Low maintenance, a wide selection of varieties to choose from, and an absolute staple of freshwater fishkeeping, Mollies are absolute favorites, both among veterans and beginners to the aquarium trade! Poeciliidae are considered to be the same genus as the guppy. Mollies have been interbred with guppies due to this over the years, and their close relationship has been confirmed genetically. Additionally, all captive Molly species have been interbred over centuries, resulting in a myriad of colorations as well as fin shapes. While solid black Mollies with orange-bordered dorsal fins are considered to be the most common, it is widely believed that no other fish quite matches up to the pure, velvety black shade that this Molly has. Venturing into other, less common species, you’ll find albino forms with red eyes, chocolate, gold dust and orange varieties, as well as true Lyretails among Mollies.
Among Mollies, it’s rather easy to differentiate between the males and females. The males tend to have a smaller, pointier anal fin, while the females have a more elaborate, broad, and fanned one. With over 39 different varieties to choose from, aquarists will never find themselves bored when choosing Mollies for their aquarium.
Tank conditions for Mollies
Mollies rarely grow bigger than 4.5 inches, and in the case of Sailfish they get a tad bit bigger, to around 6 inches at most.
A minimum size of 30 gallons is adequate when it comes to Mollies, as these small fish don’t take up too much space.

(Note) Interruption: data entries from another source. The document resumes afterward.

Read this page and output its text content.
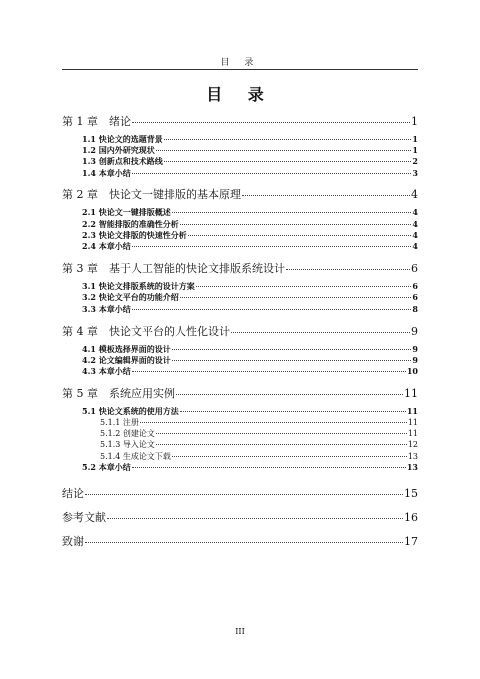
目 录
目 录
第 1 章　绪论	1
1.1 快论文的选题背景	1
1.2 国内外研究现状	1
1.3 创新点和技术路线	2
1.4 本章小结	3
第 2 章　快论文一键排版的基本原理	4
2.1 快论文一键排版概述	4
2.2 智能排版的准确性分析	4
2.3 快论文排版的快速性分析	4
2.4 本章小结	4
第 3 章　基于人工智能的快论文排版系统设计	6
3.1 快论文排版系统的设计方案	6
3.2 快论文平台的功能介绍	6
3.3 本章小结	8
第 4 章　快论文平台的人性化设计	9
4.1 模板选择界面的设计	9
4.2 论文编辑界面的设计	9
4.3 本章小结	10
第 5 章　系统应用实例	11
5.1 快论文系统的使用方法	11
5.1.1 注册	11
5.1.2 创建论文	11
5.1.3 导入论文	12
5.1.4 生成论文下载	13
5.2 本章小结	13
结论	15
参考文献	16
致谢	17
III
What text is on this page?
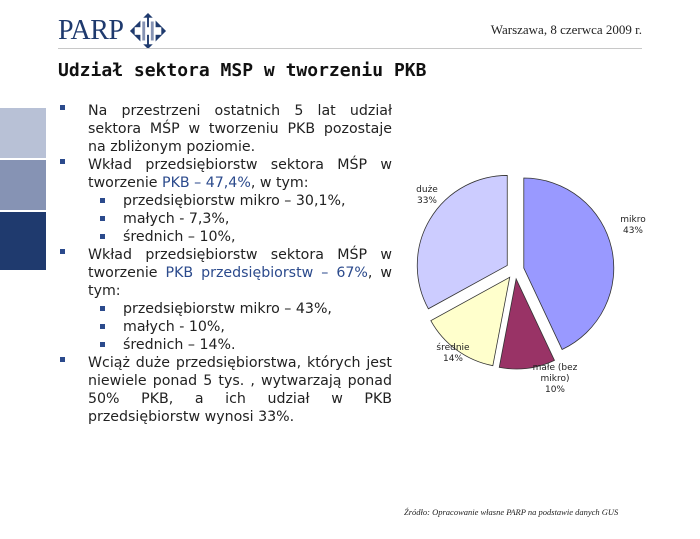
PARP	Warszawa, 8 czerwca 2009 r.
Udział sektora MSP w tworzeniu PKB
Na przestrzeni ostatnich 5 lat udział sektora MŚP w tworzeniu PKB pozostaje na zbliżonym poziomie.
Wkład przedsiębiorstw sektora MŚP w tworzenie PKB – 47,4%, w tym:
przedsiębiorstw mikro – 30,1%,
małych - 7,3%,
średnich – 10%,
Wkład przedsiębiorstw sektora MŚP w tworzenie PKB przedsiębiorstw – 67%, w tym:
przedsiębiorstw mikro – 43%,
małych - 10%,
średnich – 14%.
Wciąż duże przedsiębiorstwa, których jest niewiele ponad 5 tys. , wytwarzają ponad 50% PKB, a ich udział w PKB przedsiębiorstw wynosi 33%.
mikro 43%
małe (bez mikro) 10%
średnie 14%
duże 33%
Źródło: Opracowanie własne PARP na podstawie danych GUS
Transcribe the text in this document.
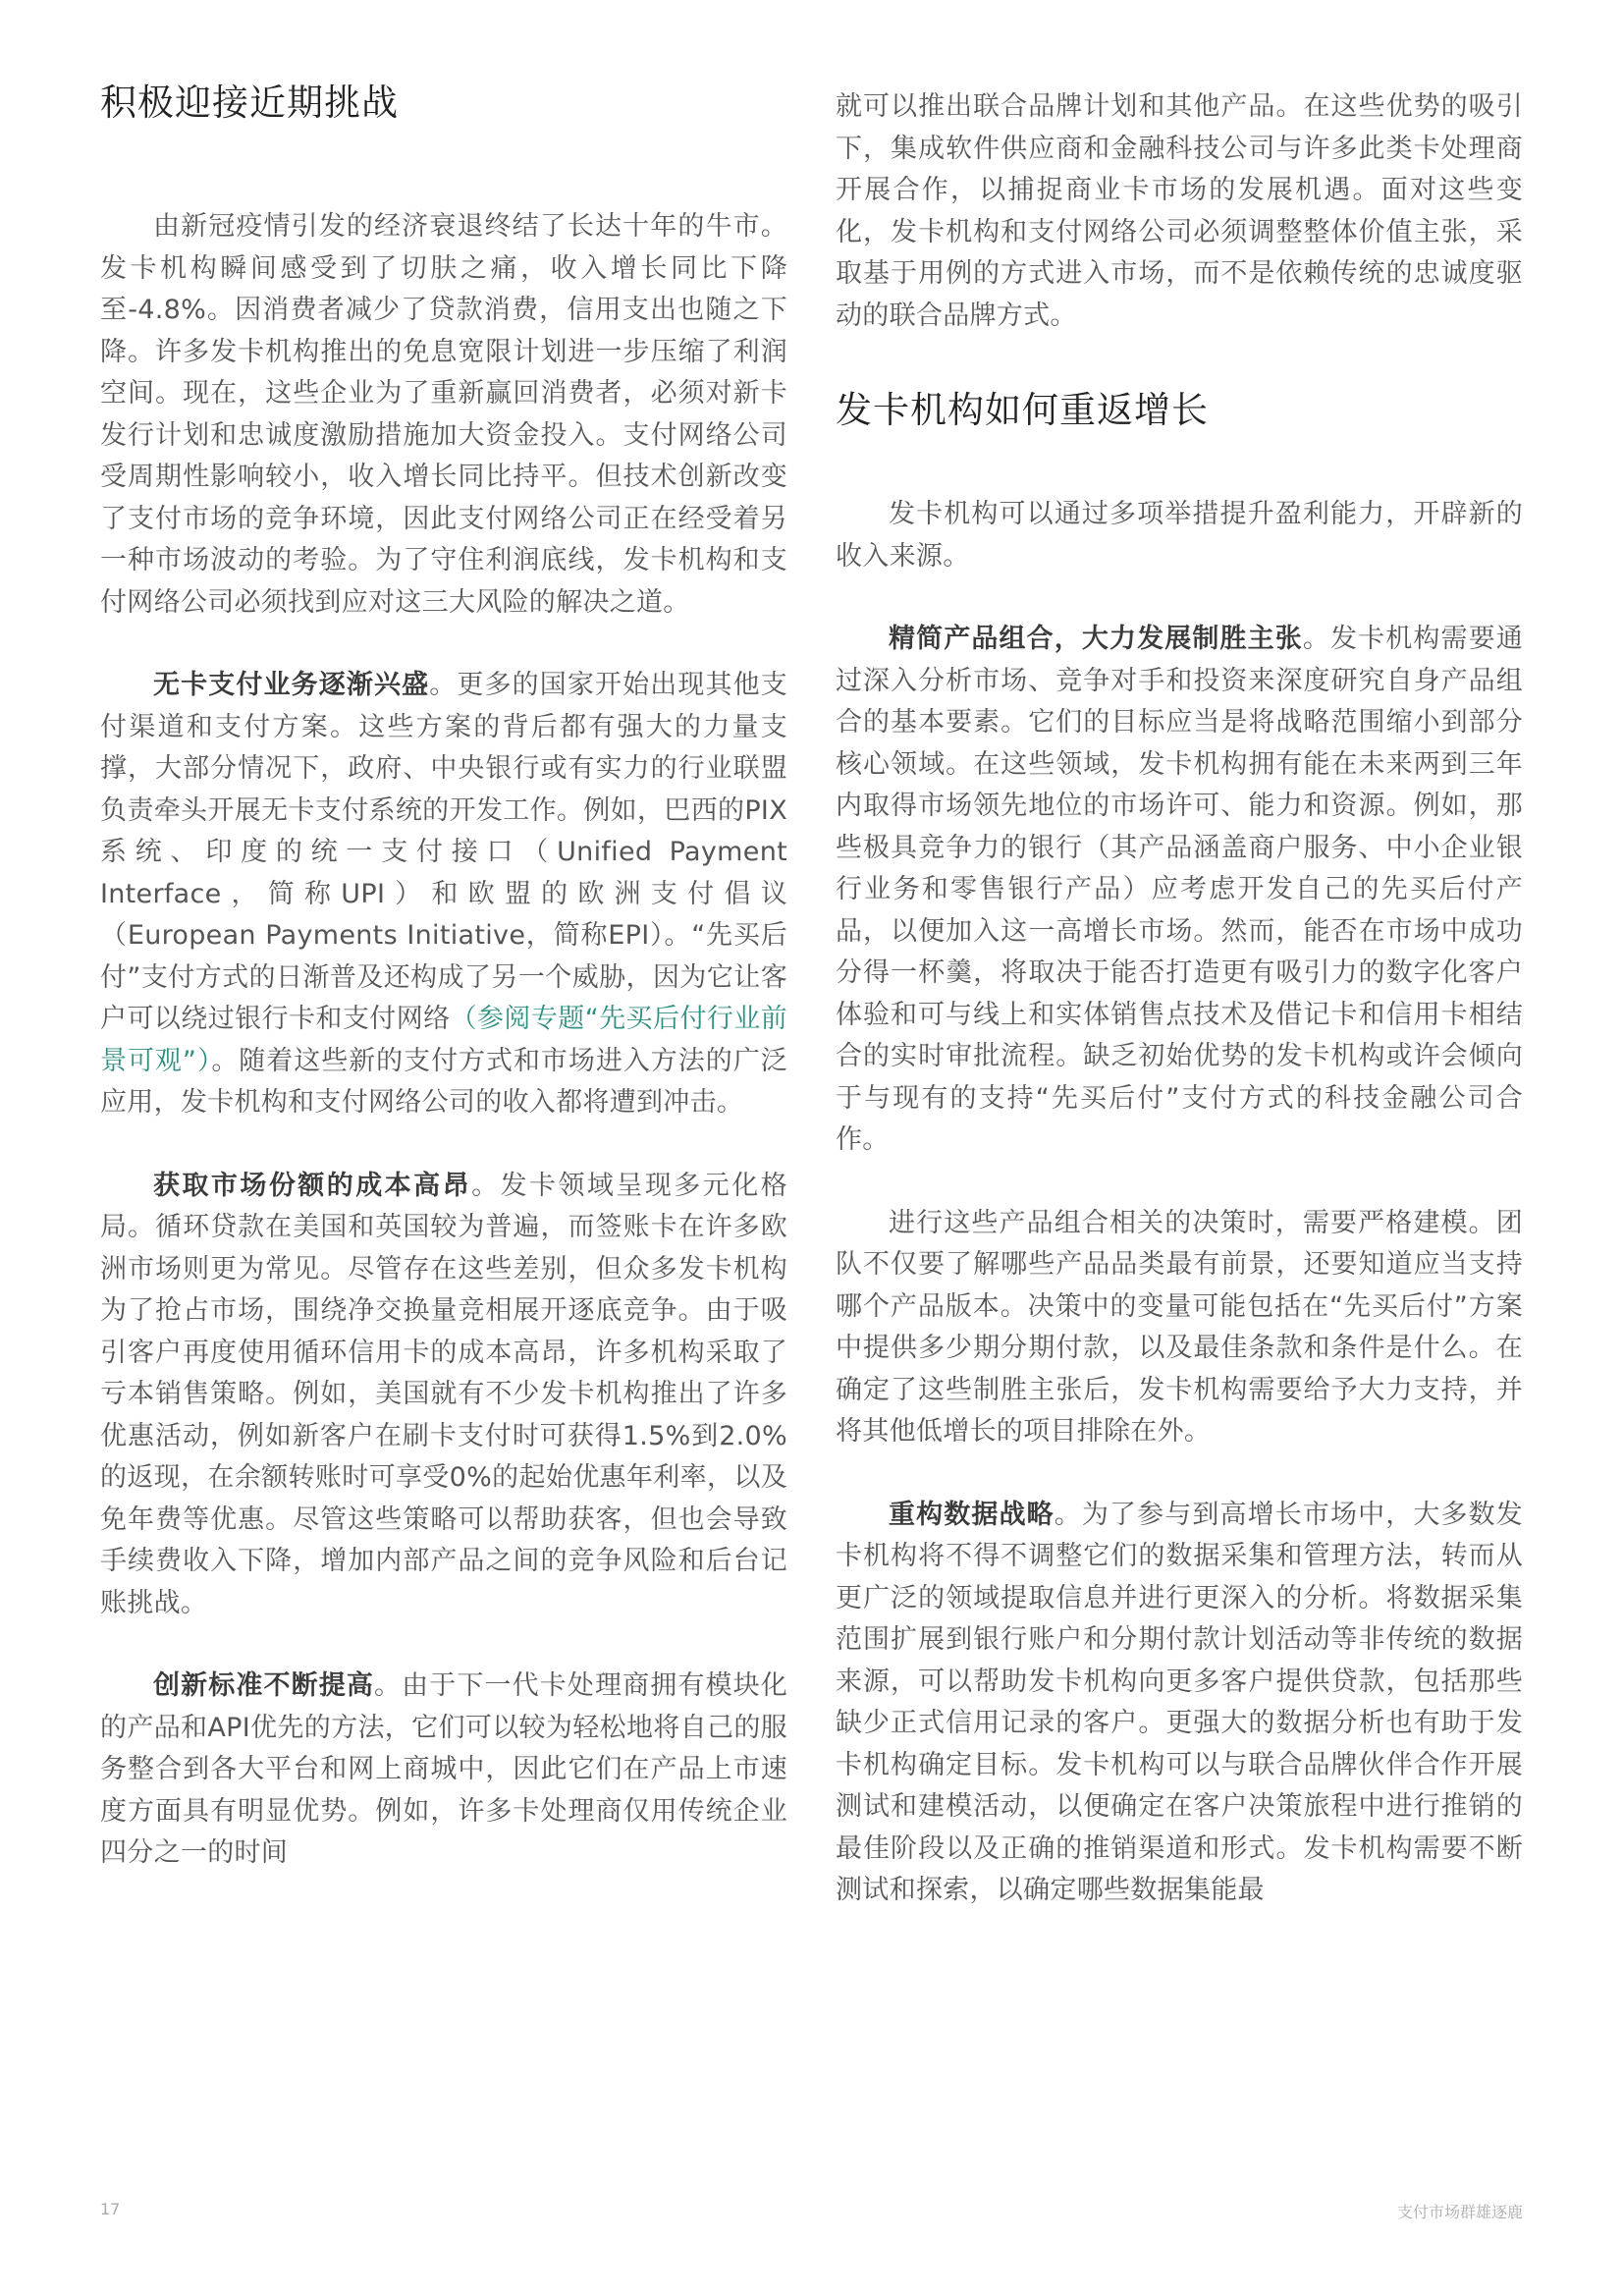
积极迎接近期挑战

由新冠疫情引发的经济衰退终结了长达十年的牛市。发卡机构瞬间感受到了切肤之痛，收入增长同比下降至-4.8%。因消费者减少了贷款消费，信用支出也随之下降。许多发卡机构推出的免息宽限计划进一步压缩了利润空间。现在，这些企业为了重新赢回消费者，必须对新卡发行计划和忠诚度激励措施加大资金投入。支付网络公司受周期性影响较小，收入增长同比持平。但技术创新改变了支付市场的竞争环境，因此支付网络公司正在经受着另一种市场波动的考验。为了守住利润底线，发卡机构和支付网络公司必须找到应对这三大风险的解决之道。

无卡支付业务逐渐兴盛。更多的国家开始出现其他支付渠道和支付方案。这些方案的背后都有强大的力量支撑，大部分情况下，政府、中央银行或有实力的行业联盟负责牵头开展无卡支付系统的开发工作。例如，巴西的PIX系统、印度的统一支付接口（Unified Payment Interface，简称UPI）和欧盟的欧洲支付倡议（European Payments Initiative，简称EPI）。“先买后付”支付方式的日渐普及还构成了另一个威胁，因为它让客户可以绕过银行卡和支付网络（参阅专题“先买后付行业前景可观”）。随着这些新的支付方式和市场进入方法的广泛应用，发卡机构和支付网络公司的收入都将遭到冲击。

获取市场份额的成本高昂。发卡领域呈现多元化格局。循环贷款在美国和英国较为普遍，而签账卡在许多欧洲市场则更为常见。尽管存在这些差别，但众多发卡机构为了抢占市场，围绕净交换量竞相展开逐底竞争。由于吸引客户再度使用循环信用卡的成本高昂，许多机构采取了亏本销售策略。例如，美国就有不少发卡机构推出了许多优惠活动，例如新客户在刷卡支付时可获得1.5%到2.0%的返现，在余额转账时可享受0%的起始优惠年利率，以及免年费等优惠。尽管这些策略可以帮助获客，但也会导致手续费收入下降，增加内部产品之间的竞争风险和后台记账挑战。

创新标准不断提高。由于下一代卡处理商拥有模块化的产品和API优先的方法，它们可以较为轻松地将自己的服务整合到各大平台和网上商城中，因此它们在产品上市速度方面具有明显优势。例如，许多卡处理商仅用传统企业四分之一的时间

就可以推出联合品牌计划和其他产品。在这些优势的吸引下，集成软件供应商和金融科技公司与许多此类卡处理商开展合作，以捕捉商业卡市场的发展机遇。面对这些变化，发卡机构和支付网络公司必须调整整体价值主张，采取基于用例的方式进入市场，而不是依赖传统的忠诚度驱动的联合品牌方式。

发卡机构如何重返增长

发卡机构可以通过多项举措提升盈利能力，开辟新的收入来源。

精简产品组合，大力发展制胜主张。发卡机构需要通过深入分析市场、竞争对手和投资来深度研究自身产品组合的基本要素。它们的目标应当是将战略范围缩小到部分核心领域。在这些领域，发卡机构拥有能在未来两到三年内取得市场领先地位的市场许可、能力和资源。例如，那些极具竞争力的银行（其产品涵盖商户服务、中小企业银行业务和零售银行产品）应考虑开发自己的先买后付产品，以便加入这一高增长市场。然而，能否在市场中成功分得一杯羹，将取决于能否打造更有吸引力的数字化客户体验和可与线上和实体销售点技术及借记卡和信用卡相结合的实时审批流程。缺乏初始优势的发卡机构或许会倾向于与现有的支持“先买后付”支付方式的科技金融公司合作。

进行这些产品组合相关的决策时，需要严格建模。团队不仅要了解哪些产品品类最有前景，还要知道应当支持哪个产品版本。决策中的变量可能包括在“先买后付”方案中提供多少期分期付款，以及最佳条款和条件是什么。在确定了这些制胜主张后，发卡机构需要给予大力支持，并将其他低增长的项目排除在外。

重构数据战略。为了参与到高增长市场中，大多数发卡机构将不得不调整它们的数据采集和管理方法，转而从更广泛的领域提取信息并进行更深入的分析。将数据采集范围扩展到银行账户和分期付款计划活动等非传统的数据来源，可以帮助发卡机构向更多客户提供贷款，包括那些缺少正式信用记录的客户。更强大的数据分析也有助于发卡机构确定目标。发卡机构可以与联合品牌伙伴合作开展测试和建模活动，以便确定在客户决策旅程中进行推销的最佳阶段以及正确的推销渠道和形式。发卡机构需要不断测试和探索，以确定哪些数据集能最

17	支付市场群雄逐鹿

Most Mollies are widely distributed in freshwater, although there are cases where they’re found in brackish water and sometimes even in the open ocean for short periods. As such, Mollies are adaptable and can handle most water conditions. For optimum results, keep your Mollies in water with a temperature ranging around 72 to 78 degrees Fahrenheit, with pH levels between 7.5 to 8.5.
Tankmates for Mollies
Mollies are peaceful and easygoing, getting along with pretty much any other similarly sized, peaceful species. Keep at least four Mollies together, as these are schooling fish and require the company of their own to be happy and stress-free. It is also prudent to ensure that the number of females outnumber that of the males, as males have a tendency to harass females, and this behavior unfortunately causes tension and stress in females, leading to other problems.
As far as tankmates go, avoid species who exhibit aggression towards other fish, especially larger fish who would harass the smaller mollies and sometimes even attempt to eat them. Barbs, tetras, catfish and the like make for excellent tankmates for the dynamic molly.
What do Mollies eat?
Mollies are loud and proud omnivores for the most part, although they do enjoy a vegetarian diet as well. They make a habit of snacking on algae on a frequent basis. Blanched veggies like lettuce, spinach and zucchini are favorites among mollies.